You go back and forth, you promise to fully justify your reasons for the approach, respond to reviewer comments, etc. But, they believe they are correct in their assessment (and they very well might be!)– and in the end, the social system in which they must operate wins out. You are then put in an awkward (and arguably ethical) dilemma: Do you remove yourself from the publication and get no credit toward your career or do you keep your name on the paper and get a carrot for your career for something you might not be proud of? The ultimate decision would be incredibly context dependent and person dependent and I do not mean to judge that here. There is a lot of extra baggage (emotional, professional, and ethical) entangled with scenario and everything that it leads to — and I am trying to stay out of that today.

Warning. Here is where my experiences lead me to cynical view. In my almost 20 years as a collaborating statistician, I think I removed my name from more papers than I left it on (in retrospect, I wish I would have kept careful count). My very first collaboration ended in this way. I was a first year graduate student in Statistics and the collaborator was a graduate student in the veterinary school. I assumed at the time it was an unfortunate first experience that would be rare in my bright future as a statistician. Instead, nearly 20 years later, my last few collaborations also ended in this way. It is not rare and does not seem to be going away. Statisticians vent to each other about it, but I haven’t seen it talked about as openly as I think it should be. It is a tangible example of our incentive system operating against the flow of doing the best science we can do.

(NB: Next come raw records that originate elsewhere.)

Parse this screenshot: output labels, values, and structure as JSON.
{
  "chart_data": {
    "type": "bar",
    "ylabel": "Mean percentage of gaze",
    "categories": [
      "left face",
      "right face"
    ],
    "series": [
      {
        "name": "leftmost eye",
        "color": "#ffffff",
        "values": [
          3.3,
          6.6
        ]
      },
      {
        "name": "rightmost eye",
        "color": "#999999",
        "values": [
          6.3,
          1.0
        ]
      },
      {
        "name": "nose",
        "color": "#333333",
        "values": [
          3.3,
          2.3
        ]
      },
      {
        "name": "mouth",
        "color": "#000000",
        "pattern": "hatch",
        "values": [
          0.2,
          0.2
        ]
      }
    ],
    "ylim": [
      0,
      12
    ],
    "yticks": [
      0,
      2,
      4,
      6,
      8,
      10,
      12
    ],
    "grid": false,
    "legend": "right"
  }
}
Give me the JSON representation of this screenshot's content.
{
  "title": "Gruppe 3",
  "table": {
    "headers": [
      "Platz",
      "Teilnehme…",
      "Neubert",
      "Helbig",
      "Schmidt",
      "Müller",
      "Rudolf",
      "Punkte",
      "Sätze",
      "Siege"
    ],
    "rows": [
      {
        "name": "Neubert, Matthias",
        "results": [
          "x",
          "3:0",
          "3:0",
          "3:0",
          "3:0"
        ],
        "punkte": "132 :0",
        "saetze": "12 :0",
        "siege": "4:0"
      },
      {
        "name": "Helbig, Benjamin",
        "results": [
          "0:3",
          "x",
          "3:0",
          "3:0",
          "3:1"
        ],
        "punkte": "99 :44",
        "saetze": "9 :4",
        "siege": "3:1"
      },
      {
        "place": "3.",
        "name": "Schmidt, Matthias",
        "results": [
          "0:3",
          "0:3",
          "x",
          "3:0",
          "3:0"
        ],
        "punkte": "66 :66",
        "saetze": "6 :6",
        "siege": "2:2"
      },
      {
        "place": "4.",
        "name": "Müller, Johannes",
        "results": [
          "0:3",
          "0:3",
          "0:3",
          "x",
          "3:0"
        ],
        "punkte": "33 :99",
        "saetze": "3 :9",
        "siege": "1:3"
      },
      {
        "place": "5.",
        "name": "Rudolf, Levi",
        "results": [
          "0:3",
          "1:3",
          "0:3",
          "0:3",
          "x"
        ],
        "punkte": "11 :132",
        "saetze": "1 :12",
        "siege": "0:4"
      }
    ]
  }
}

On that note, I was relieved to see the last two paragraphs of this Nov 5th 2019 post of Andrew Gelman’s Statistical Modeling, Causal Inference, and Social Science blog. While Andrew’s tone sounds a little surprised, I felt no surprise at all when reading it. Maybe Andrew doesn’t have to deal with it on a daily basis because his name on a publication is able to outweigh any perceptions that the approach isn’t hip enough. This adds an interesting perspective I haven’t thought a lot about. For me (a less than famous statistician), it felt unavoidable and became a huge force that pushed me hard — away from academia and its social incentive systems.

Andrew Gelmans’ blog post from November 5, 2019

A final thought. The irony of my current position — trying to make a go at writing for a living — isn’t lost on me. I’m now more of a slave to publication than ever — but hopefully I’ll be able to publish honest material that I’m proud of.